Timothy was horrified.
“David, that’s not a restaurant,” he said. “That’s prison.”
Then there’s social interaction, which is the most difficult factor to figure out. Not difficult for me- just back off, for God’s sake- but difficult for other people.
I’ve been told that things like eye contact, small talk, and simple exchanges like “hello” or “how are you” serve as social lubricant, and make people feel comfortable, welcome, and at ease. Basically, they help keep society going.
I would much rather have people cut this shit out right now, because it’s slowly killing me.
You people need a constant, low-grade patter of civility to feel connected to others and, I guess, feel secure and emotionally fulfilled. In an environment that was accessible for autistic people, this stuff wouldn’t exist. Our emotional needs are incompatible with yours.
We’re all good people here who want the best for other people, so what the hell are we supposed to do for each other?
A few years ago I found out about a conference for autistics. It was an attempt to create a real-world autistic culture; a fully accessible space for folks on the spectrum. The website warned neurotypicals that the experience might be too intense for them, which is reasonable because- as I’ve pointed out- what’s good for us is poison for you, and vice versa.
The conference- I wish I could remember its name- had an innovative approach to social interaction.

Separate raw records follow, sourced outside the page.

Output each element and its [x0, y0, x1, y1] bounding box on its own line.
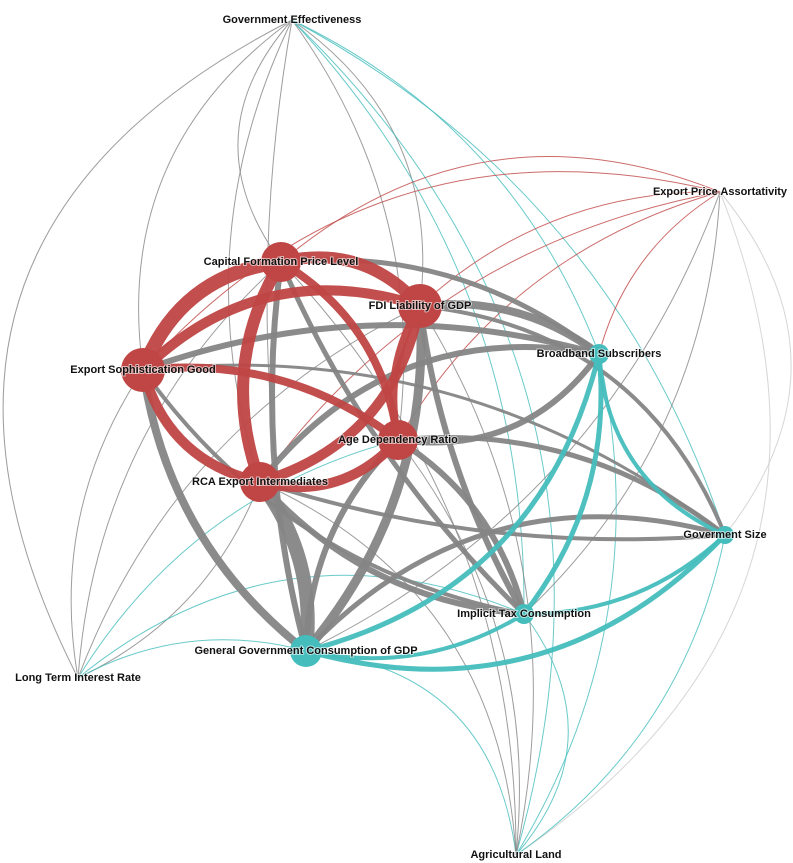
- node-label: Long Term Interest Rate: [15, 672, 141, 684]
- node-label: General Government Consumption of GDP: [194, 645, 417, 657]
- edge: [77, 639, 307, 679]
- edge: [397, 439, 520, 856]
- edge: [304, 612, 526, 661]
- node-label: Broadband Subscribers: [537, 348, 662, 360]
- node-label: Export Sophistication Good: [70, 364, 215, 376]
- edge: [597, 352, 727, 537]
- edge: [255, 301, 425, 487]
- edge: [269, 259, 309, 654]
- edge: [395, 351, 602, 446]
- edge: [291, 19, 424, 307]
- edge: [291, 19, 405, 441]
- node: [716, 526, 734, 544]
- edge: [417, 303, 527, 617]
- edge: [259, 191, 721, 483]
- node-label: Goverment Size: [683, 529, 766, 541]
- edge: [136, 255, 288, 377]
- node-label: Government Effectiveness: [223, 14, 362, 26]
- edge: [139, 366, 310, 655]
- edge: [523, 191, 721, 615]
- edge: [301, 301, 426, 656]
- node-label: Agricultural Land: [470, 849, 561, 861]
- edge: [77, 439, 399, 679]
- edge: [141, 368, 526, 616]
- node-label: FDI Liability of GDP: [369, 300, 472, 312]
- edge: [77, 305, 421, 679]
- edge: [303, 514, 728, 654]
- edge: [257, 344, 602, 485]
- edge: [291, 19, 726, 536]
- node-label: RCA Export Intermediates: [192, 476, 328, 488]
- node: [514, 604, 534, 624]
- labels: Government Effectiveness Export Price Ass…: [14, 13, 789, 862]
- edge: [77, 481, 261, 679]
- edge: [259, 481, 517, 856]
- edge: [305, 650, 517, 856]
- edge: [291, 19, 600, 355]
- node: [378, 420, 418, 460]
- node-label: Age Dependency Ratio: [338, 434, 458, 446]
- nodes: [121, 242, 734, 667]
- edge: [138, 19, 293, 371]
- edge: [291, 19, 555, 856]
- edge: [515, 613, 569, 856]
- node-label: Capital Formation Price Level: [204, 256, 359, 268]
- edge: [515, 534, 726, 856]
- node: [240, 462, 280, 502]
- node: [398, 284, 442, 328]
- edge: [142, 171, 721, 371]
- edge: [598, 191, 721, 355]
- edge: [395, 437, 527, 617]
- edge: [2, 19, 293, 679]
- edge: [280, 261, 517, 856]
- node-label: Implicit Tax Consumption: [457, 608, 591, 620]
- edge: [303, 532, 728, 672]
- edge: [303, 351, 602, 654]
- edge: [522, 533, 727, 617]
- edge: [419, 305, 534, 856]
- node: [290, 635, 322, 667]
- edge: [418, 304, 727, 537]
- node-label: Export Price Assortativity: [653, 186, 788, 198]
- edge: [237, 19, 293, 263]
- edge: [719, 191, 792, 536]
- edges: [2, 19, 792, 856]
- node: [589, 344, 609, 364]
- edge: [257, 479, 527, 617]
- node: [121, 348, 165, 392]
- edge: [515, 191, 771, 856]
- edge: [521, 351, 604, 617]
- edge: [515, 353, 617, 856]
- edge: [140, 322, 602, 373]
- edge: [138, 285, 425, 375]
- edge: [397, 191, 721, 441]
- node: [261, 242, 301, 282]
- edge: [70, 369, 144, 679]
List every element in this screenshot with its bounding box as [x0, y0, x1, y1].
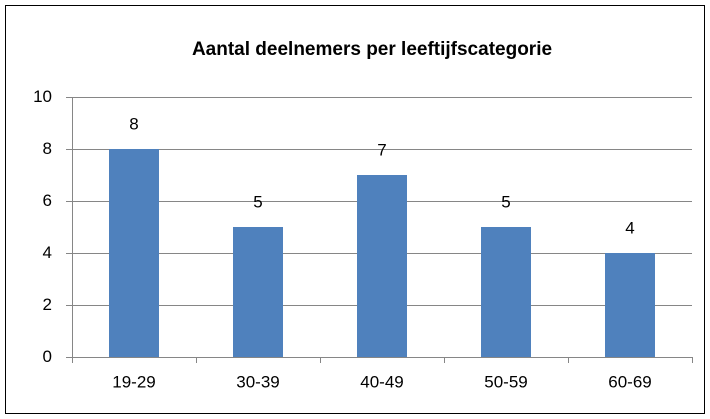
data-label: 8	[129, 114, 138, 133]
bar	[357, 175, 407, 357]
bar	[605, 253, 655, 357]
data-label: 5	[501, 192, 510, 211]
data-label: 4	[625, 218, 634, 237]
data-label: 5	[253, 192, 262, 211]
bar	[109, 149, 159, 357]
x-tick-label: 30-39	[236, 372, 279, 391]
data-label: 7	[377, 140, 386, 159]
x-tick-label: 19-29	[112, 372, 155, 391]
x-tick-label: 40-49	[360, 372, 403, 391]
y-tick-label: 4	[43, 243, 52, 262]
y-tick-label: 0	[43, 347, 52, 366]
chart-title: Aantal deelnemers per leeftijfscategorie	[192, 39, 552, 60]
y-tick-label: 8	[43, 139, 52, 158]
bar	[481, 227, 531, 357]
y-tick-label: 2	[43, 295, 52, 314]
x-tick-label: 60-69	[608, 372, 651, 391]
bar	[233, 227, 283, 357]
x-tick-label: 50-59	[484, 372, 527, 391]
y-tick-label: 10	[33, 87, 52, 106]
y-tick-label: 6	[43, 191, 52, 210]
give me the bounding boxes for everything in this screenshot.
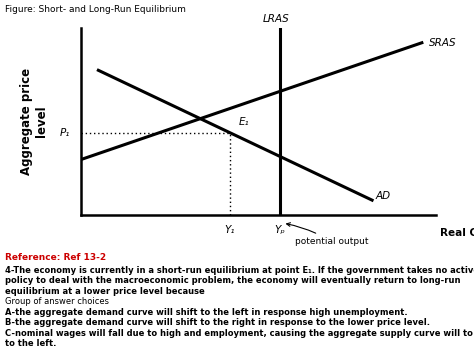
Text: policy to deal with the macroeconomic problem, the economy will eventually retur: policy to deal with the macroeconomic pr…: [5, 276, 461, 285]
Text: equilibrium at a lower price level because: equilibrium at a lower price level becau…: [5, 287, 205, 296]
Text: B-the aggregate demand curve will shift to the right in response to the lower pr: B-the aggregate demand curve will shift …: [5, 318, 430, 327]
Text: SRAS: SRAS: [429, 38, 456, 48]
Text: Group of answer choices: Group of answer choices: [5, 297, 109, 306]
Text: potential output: potential output: [287, 223, 368, 246]
Text: 4-The economy is currently in a short-run equilibrium at point E₁. If the govern: 4-The economy is currently in a short-ru…: [5, 266, 474, 275]
Text: P₁: P₁: [60, 128, 70, 138]
Text: LRAS: LRAS: [263, 14, 290, 24]
Text: E₁: E₁: [239, 117, 249, 127]
Text: Aggregate price
level: Aggregate price level: [20, 68, 48, 175]
Text: Yₚ: Yₚ: [274, 225, 285, 235]
Text: Real GDP: Real GDP: [439, 228, 474, 238]
Text: AD: AD: [375, 192, 391, 201]
Text: Y₁: Y₁: [225, 225, 235, 235]
Text: C-nominal wages will fall due to high and employment, causing the aggregate supp: C-nominal wages will fall due to high an…: [5, 329, 474, 338]
Text: Figure: Short- and Long-Run Equilibrium: Figure: Short- and Long-Run Equilibrium: [5, 5, 186, 14]
Text: to the left.: to the left.: [5, 339, 56, 347]
Text: A-the aggregate demand curve will shift to the left in response high unemploymen: A-the aggregate demand curve will shift …: [5, 308, 408, 317]
Text: Reference: Ref 13-2: Reference: Ref 13-2: [5, 253, 106, 262]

Everyone at the conference wore a badge: red, yellow, or green. A green badge meant the person was totally open to engaging with other people. A yellow badge meant they were open to being approached, but didn’t like initiating social contact. A red badge meant that they didn’t want to socialize.
Presumably people could change badges based on their mood. I think something like this could be really useful in society, though for some reason a lot of people are resistant to being labeled.
But disabled people get labeled all the time. We’re freaks, weirdos, leeches, lazy, incompetent, incomplete, unlovable, unwanted, stupid, crazy, crippled. We’re the worst-case scenario.
That’s why it’s important for us to own our labels. If an autistic person starts every day deciding which badge to wear, that creates a certain power. And there are so many other people- even non-disabled people- whose lives would feel richer by making that kind of choice.
And what about the rest of it, the noise and crowds? Well, I don’t fucking know. It feels like I’m surrounded by aliens, but I know that I’m the real alien. This isn’t my world.
Autistic accessibility is, for the most part, next to impossible. We can build all the ramps and escalators we want in order to make the world accessible for the physically disabled (and why the fuck haven’t we?), but in order to create a society fit for autistics, we’d have to burn the world down and start over.
I mean, I wouldn’t be entirely opposed to that, but I suspect there’d be some pushback.